Two lies don’t make a truth

Published : 11 Jan 2015, 07:48 AM
Updated : 11 Jan 2015, 07:48 AM

Why should the BNP, which has often been highly critical of India and blamed the giant neighbour for the 'murder of democracy' in Bangladesh, suddenly seek India's help to restore democracy in Bangladesh? Just because there has been a change of regime in Delhi? And why should its leaders float a story of BJP chief Amit Shah speaking to BNP chairperson Khaleda Zia — when Shah insists he never made the call? And why should a senior aide of Tarique Rahman send to newspapers like the UK-based I B Times fake statements attributed to US Congressmen being critical of the Bangladesh government crackdown on the Opposition blockade?

BNP leaders seem to have bitten much more than they can chew. Disinformation is something most political parties may use at some point of time, but BNP leaders need to realize it works only if the story is reasonably credible or plausible and if the tactic is adopted occasionally and employed discreetly. Disinformation does not work if one unleashes it in waves. Tarique Rahman may feel any rubbish he talks will boost the sagging morale of his partymen but he has clearly crossed the line. When he talks about 1971, he often ends up saying what might have embarrassed his late father if he were alive. A Bengali revolt in early March would have ended in a quick victory against Pakistani forces, said Tarique Rahman in one of his London speeches. Ask 20 military strategists and they will tell you a rebel army – or any military formation for that matter – takes a while to come into its own under a new command and control structure. So a rebellion started by Bengali officers ending a quick defeat of well organized Pakistani forces is a day dream that only the most militarily naïve person is expected to believe.

Tarique is neither a historian nor a military strategist and his claims on 1971 ring hollow. He is a self-declared political thinker whose 'political thought' has been compiled to provide Bangladesh with the equivalent of a Lenin or a Mao. But if he were to impress his nation as a serious politician, he should get back to talking political basics – not rake up the ghosts of 1971 in the most impossible way. And both he and his mother will have to reconsider the utility of drawing on 'foreign connections' even by the most impossible form of name-dropping that now stands badly exposed after the denials by Amit Shah and the US Congressmen.

Some might argue that it is a better idea to let Tarique speak utter nonsense that exposes him rather than black him out in sheer anger after he makes preposterous claims. The trouble is that in Bangladesh's charged, polarised atmosphere, even the most preposterous claim works with those who support a politician. They tend to believe even the worst of lies. So Tarique can bargain for some kudos coming his way when he calls Bangabandhu a 'Razakar'. But that too has a limit. That "Laxmanrekha" (red line) was crossed when the so-called statement by US Congressmen was planted – as was the story about the Amit Shah call. It is indeed very poor politics if one were to hope to come to power by flaunting foreign connections but that happens when one fails to garner enough support for a mass movement. I have travelled across Bangladesh during recent strikes. I was in Chittagong on the day of the first BNP general strike on Dec 29 and could take around the city without any hassle a group of 11 Indian nationals who were seeking their roots in various parts of the Chittagong region. Our microbus did not encounter a single obstruction anywhere. Strikes and blockades are not clearly working. One may face the sudden misfortune of suffering a petrol bomb hit or end up being a victim of a rail track sabotage but most Bangladeshis have learnt to take it in their stride as just bad luck. That, they reason, should not stop their daily routine.

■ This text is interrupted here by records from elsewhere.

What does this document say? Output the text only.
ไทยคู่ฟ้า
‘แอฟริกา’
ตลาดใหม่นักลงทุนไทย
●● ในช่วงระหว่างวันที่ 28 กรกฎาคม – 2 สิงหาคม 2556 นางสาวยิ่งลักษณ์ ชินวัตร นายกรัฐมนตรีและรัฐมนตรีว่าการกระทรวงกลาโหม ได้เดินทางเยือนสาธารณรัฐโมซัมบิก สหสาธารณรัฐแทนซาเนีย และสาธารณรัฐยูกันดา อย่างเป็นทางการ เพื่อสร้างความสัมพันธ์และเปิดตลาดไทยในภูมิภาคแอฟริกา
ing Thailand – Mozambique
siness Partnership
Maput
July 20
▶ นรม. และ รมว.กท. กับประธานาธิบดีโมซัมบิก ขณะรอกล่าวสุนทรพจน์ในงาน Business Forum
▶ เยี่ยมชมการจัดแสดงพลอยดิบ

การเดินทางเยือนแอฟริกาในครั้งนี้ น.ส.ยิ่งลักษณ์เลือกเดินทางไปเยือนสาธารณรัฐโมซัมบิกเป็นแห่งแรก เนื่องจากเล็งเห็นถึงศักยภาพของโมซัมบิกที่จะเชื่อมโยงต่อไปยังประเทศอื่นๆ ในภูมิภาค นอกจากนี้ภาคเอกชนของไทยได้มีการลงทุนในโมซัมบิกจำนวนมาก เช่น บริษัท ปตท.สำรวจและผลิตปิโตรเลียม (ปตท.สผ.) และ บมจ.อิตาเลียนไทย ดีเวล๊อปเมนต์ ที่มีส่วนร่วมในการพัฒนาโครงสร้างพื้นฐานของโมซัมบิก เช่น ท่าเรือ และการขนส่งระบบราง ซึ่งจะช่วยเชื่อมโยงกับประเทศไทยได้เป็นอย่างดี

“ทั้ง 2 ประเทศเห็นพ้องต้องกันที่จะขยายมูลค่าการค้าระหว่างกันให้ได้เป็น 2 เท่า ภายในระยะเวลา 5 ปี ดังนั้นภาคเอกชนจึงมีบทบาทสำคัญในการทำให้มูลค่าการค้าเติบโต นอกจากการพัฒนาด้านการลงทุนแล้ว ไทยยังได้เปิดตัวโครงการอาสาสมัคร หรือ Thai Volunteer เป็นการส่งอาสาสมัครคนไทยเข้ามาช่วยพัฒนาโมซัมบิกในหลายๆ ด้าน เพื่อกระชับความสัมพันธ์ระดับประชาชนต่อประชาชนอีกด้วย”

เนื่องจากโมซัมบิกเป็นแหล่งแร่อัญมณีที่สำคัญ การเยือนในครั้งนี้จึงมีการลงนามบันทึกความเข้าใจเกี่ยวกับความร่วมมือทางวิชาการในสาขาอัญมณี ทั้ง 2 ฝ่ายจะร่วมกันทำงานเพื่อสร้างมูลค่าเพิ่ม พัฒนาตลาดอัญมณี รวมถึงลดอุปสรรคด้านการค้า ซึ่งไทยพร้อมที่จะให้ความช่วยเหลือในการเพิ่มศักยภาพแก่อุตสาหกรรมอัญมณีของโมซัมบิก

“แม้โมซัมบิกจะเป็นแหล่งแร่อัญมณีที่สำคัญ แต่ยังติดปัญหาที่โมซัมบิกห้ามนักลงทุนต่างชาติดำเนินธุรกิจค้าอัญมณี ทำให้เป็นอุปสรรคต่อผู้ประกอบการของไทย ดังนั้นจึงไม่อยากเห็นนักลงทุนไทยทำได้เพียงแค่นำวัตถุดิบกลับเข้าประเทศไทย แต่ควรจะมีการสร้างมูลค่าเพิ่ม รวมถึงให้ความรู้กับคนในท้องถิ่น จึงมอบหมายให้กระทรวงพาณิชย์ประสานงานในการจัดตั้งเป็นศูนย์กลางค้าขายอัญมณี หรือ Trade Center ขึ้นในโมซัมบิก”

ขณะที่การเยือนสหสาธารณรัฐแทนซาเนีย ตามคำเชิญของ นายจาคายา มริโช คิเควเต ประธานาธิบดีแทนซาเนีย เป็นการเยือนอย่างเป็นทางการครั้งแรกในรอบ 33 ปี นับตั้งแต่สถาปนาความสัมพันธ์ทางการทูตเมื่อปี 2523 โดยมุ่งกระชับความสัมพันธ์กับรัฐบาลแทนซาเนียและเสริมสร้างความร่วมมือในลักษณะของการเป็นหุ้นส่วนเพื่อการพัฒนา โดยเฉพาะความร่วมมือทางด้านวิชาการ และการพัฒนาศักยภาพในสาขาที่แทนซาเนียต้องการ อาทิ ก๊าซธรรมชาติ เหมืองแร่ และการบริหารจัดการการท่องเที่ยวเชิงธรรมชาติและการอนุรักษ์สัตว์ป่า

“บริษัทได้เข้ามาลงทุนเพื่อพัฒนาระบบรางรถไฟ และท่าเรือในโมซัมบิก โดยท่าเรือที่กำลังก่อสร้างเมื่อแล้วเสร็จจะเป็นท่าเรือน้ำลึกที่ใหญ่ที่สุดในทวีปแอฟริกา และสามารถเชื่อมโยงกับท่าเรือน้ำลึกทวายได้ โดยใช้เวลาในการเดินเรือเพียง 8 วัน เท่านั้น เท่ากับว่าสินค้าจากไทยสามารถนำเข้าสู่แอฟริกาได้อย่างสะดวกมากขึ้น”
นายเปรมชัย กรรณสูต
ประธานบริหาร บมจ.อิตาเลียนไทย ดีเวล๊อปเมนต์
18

The BNP made one huge mistake by not joining the Jan 5, 2013 national polls which they would have won by all counts. The usual factor of anti-incumbency which has ensured a change of government every five years since the ouster of the Ershad military junta would have brought it back to power. Having missed that chance for reasons better known to mother and son, the BNP's politics seems to have degenerated to resembling the clinging of several unsteady men (and women) of straws. Never before has there been a need for a change in BNP's top leadership as now.

The BNP may well argue that the space for democratic agitation does not exist in Bangladesh anymore. That even the most peaceful agitation is met with police overkill. That the Hasina regime is a replica of Hosni Mubarak in Egypt. But they will still have to answer why they stayed away from an election they would have won fairly easily. I have found BNP leaders trying to justify the boycott saying that was one election the Awami League would have heavily rigged. If they could not rig the city elections where few dozen seats were at stake, was it possible for them to rig a national parliament election involving 300 seats? The Awami League was beset, as it is now, with huge fratricidal strife and massive infighting and no party can rig an election if its cadres and supporters are not united. If the Awami league could not win a one-time safest seat like Gazipur, the place of Ahsanullah Master, how could they win Bangladesh? The reality is no party can win a poll against a popular mood. The best organised parties like the CPI(M) in West Bengal fail when the popular mood swings against them.

So if the BNP has not contested a poll it could win, its supporters can only curse its leaders and their political judgement – or misjudgement. And before the party jockeys for power, it would need to change these leaders who are seeking to swing the tide by name dropping foreign VIPs.